Baby Grabarczyk was born at 25 weeks weighing 8 ounces and 8.6 inches long at Maria hospital in the German city of Witten, near Dortmund about nine months ago. In comparison, the baby weighed slightly less than an average grapefruit and her foot was 1.2 inches, roughly the size of an almond.
Sabine Grabarczyk, 30, delivered her premature baby by Caesarean section following a warning by obstetrician Dr. Sven Schiermeier. Sabine and Lukas Grabarczyk decided to go on with the surgery after it was revealed that the placenta was unable to provide sufficient nutrition to the growing baby. It was certain that the Little Fighter wouldn't survive if it wasn't delivered.
Thanks to the doctors, the miracle baby survived the odd though born as little as an orange. Despite complications of premature birth that includes an abdominal surgery, Grabarczyk has no signs of disability. The little one was initially fed with the help of a tiny tube and was at times soothed with cotton buds dipped in sugar water.
"Even children with a birth weight of 14 ounces rarely survive. We have to thank Emilia as well for her own survival. She is a little fighter," said Dr. Bahman Gharavi, Head of Children and Youth Clinic at St Mary's hospital.
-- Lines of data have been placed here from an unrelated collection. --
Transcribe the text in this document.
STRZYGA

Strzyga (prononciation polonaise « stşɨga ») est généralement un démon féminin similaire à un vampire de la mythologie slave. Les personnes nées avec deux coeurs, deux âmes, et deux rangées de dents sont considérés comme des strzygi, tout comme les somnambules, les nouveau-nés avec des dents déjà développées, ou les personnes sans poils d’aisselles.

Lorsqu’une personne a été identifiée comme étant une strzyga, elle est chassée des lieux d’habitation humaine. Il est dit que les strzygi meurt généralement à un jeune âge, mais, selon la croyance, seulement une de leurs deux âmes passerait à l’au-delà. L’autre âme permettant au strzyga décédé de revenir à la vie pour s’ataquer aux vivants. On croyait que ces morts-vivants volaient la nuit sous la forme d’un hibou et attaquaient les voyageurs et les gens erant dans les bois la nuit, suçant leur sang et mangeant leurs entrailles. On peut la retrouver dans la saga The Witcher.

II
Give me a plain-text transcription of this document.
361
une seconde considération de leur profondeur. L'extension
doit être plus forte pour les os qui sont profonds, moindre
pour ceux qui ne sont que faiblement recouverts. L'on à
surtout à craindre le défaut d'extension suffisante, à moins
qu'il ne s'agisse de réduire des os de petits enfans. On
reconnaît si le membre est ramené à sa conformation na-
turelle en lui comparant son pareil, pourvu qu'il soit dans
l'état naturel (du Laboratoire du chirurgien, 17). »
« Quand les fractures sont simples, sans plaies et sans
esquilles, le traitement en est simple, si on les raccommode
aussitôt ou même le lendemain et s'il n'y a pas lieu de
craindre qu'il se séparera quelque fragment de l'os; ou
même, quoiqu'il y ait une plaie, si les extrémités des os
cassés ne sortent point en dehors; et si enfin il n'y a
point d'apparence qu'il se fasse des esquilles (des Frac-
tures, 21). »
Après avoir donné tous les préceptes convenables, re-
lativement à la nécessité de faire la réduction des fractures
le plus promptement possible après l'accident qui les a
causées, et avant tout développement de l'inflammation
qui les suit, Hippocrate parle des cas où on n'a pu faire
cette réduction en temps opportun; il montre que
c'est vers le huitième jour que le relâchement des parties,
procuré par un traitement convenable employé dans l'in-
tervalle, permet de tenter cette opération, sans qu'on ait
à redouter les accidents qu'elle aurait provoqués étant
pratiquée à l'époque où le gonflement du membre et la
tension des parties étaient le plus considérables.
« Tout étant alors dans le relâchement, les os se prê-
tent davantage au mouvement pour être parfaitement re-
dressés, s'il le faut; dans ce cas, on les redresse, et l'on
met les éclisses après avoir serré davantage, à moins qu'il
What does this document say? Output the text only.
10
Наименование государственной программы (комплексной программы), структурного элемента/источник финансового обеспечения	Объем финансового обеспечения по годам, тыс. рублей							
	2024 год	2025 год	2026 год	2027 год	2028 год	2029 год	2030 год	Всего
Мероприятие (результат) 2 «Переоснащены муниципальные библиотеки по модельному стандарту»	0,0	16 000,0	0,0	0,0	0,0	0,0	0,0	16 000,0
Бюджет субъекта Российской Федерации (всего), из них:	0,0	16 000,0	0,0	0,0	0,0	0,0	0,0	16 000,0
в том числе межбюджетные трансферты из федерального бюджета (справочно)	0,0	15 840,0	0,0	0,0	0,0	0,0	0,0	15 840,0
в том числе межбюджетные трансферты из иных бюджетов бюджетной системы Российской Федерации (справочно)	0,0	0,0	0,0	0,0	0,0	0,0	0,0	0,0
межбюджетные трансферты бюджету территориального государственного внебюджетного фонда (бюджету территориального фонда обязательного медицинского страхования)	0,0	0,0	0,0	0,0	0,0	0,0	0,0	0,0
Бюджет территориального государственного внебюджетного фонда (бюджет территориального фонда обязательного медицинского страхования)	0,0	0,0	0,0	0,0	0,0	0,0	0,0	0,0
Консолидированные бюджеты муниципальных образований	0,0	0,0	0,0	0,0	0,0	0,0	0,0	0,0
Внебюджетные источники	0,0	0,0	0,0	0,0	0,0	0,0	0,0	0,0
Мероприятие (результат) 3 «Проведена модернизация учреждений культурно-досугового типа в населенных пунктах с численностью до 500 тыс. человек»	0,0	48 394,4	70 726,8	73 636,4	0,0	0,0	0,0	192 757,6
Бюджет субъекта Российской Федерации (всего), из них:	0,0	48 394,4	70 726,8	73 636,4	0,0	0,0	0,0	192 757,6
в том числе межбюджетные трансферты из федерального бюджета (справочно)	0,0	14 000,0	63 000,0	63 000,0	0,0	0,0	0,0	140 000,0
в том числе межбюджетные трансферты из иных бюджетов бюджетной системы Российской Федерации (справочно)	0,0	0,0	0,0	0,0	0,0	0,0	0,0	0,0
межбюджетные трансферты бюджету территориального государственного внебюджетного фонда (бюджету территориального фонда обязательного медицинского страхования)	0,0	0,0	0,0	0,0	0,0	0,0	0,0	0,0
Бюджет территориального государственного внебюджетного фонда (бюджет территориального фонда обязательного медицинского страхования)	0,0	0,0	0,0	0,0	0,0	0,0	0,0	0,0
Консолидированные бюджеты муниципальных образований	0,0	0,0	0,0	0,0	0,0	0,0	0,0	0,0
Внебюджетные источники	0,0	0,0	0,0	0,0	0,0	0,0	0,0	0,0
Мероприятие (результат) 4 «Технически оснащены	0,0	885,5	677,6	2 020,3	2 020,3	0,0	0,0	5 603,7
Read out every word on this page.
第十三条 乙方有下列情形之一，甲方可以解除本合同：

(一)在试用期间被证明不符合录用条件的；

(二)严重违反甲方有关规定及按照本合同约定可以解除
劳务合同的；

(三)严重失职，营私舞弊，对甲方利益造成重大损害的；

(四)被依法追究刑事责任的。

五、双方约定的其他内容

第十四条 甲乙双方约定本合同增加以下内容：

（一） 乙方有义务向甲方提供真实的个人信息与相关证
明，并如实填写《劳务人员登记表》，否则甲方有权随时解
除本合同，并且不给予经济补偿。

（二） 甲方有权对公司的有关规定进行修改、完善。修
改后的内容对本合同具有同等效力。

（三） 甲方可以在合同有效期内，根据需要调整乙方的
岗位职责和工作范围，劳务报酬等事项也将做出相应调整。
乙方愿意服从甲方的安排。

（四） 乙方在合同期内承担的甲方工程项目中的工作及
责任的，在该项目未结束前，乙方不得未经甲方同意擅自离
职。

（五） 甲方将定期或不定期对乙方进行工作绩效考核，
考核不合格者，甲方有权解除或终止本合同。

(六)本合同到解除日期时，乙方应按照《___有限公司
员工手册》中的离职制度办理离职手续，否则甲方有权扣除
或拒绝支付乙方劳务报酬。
Gharavi, who noted that Grabarczyk is showing great progress in the recent weeks, also said that they had little hope on her for the first six months. The doctor thanked the gynaecologists, paediatricians, and paediatric surgeons for their team effort in helping the baby survive.
Grabarczyk snatched the world's smallest surviving premature baby title from Rumaisa Rahman born at 25 weeks in the Loyola University Medical Centre in the U.S. city of Chicago in 2004. Rahman was less than 10 inches long and weighed 8.6 ounces when she was born.
Grabarczyk's mother said that in spite of difficulties the baby was determined to live.
Generally, most premature babies suffer a lot of short and long-term health risks. The short term complications include breathing difficulty; heart and brain problems; temperature control issues; metabolism and gastrointestinal problems; underdeveloped immune system; and blood problems like anemia and jaundice.
Long term complications include cerebral palsy; dental, vision and hearing problems; impaired cognitive skills; behavioral and psychological problems; chronic health issues like asthma; and feeding problems. Premature babies have an elevated risk of sudden infant death syndrome (SIDS).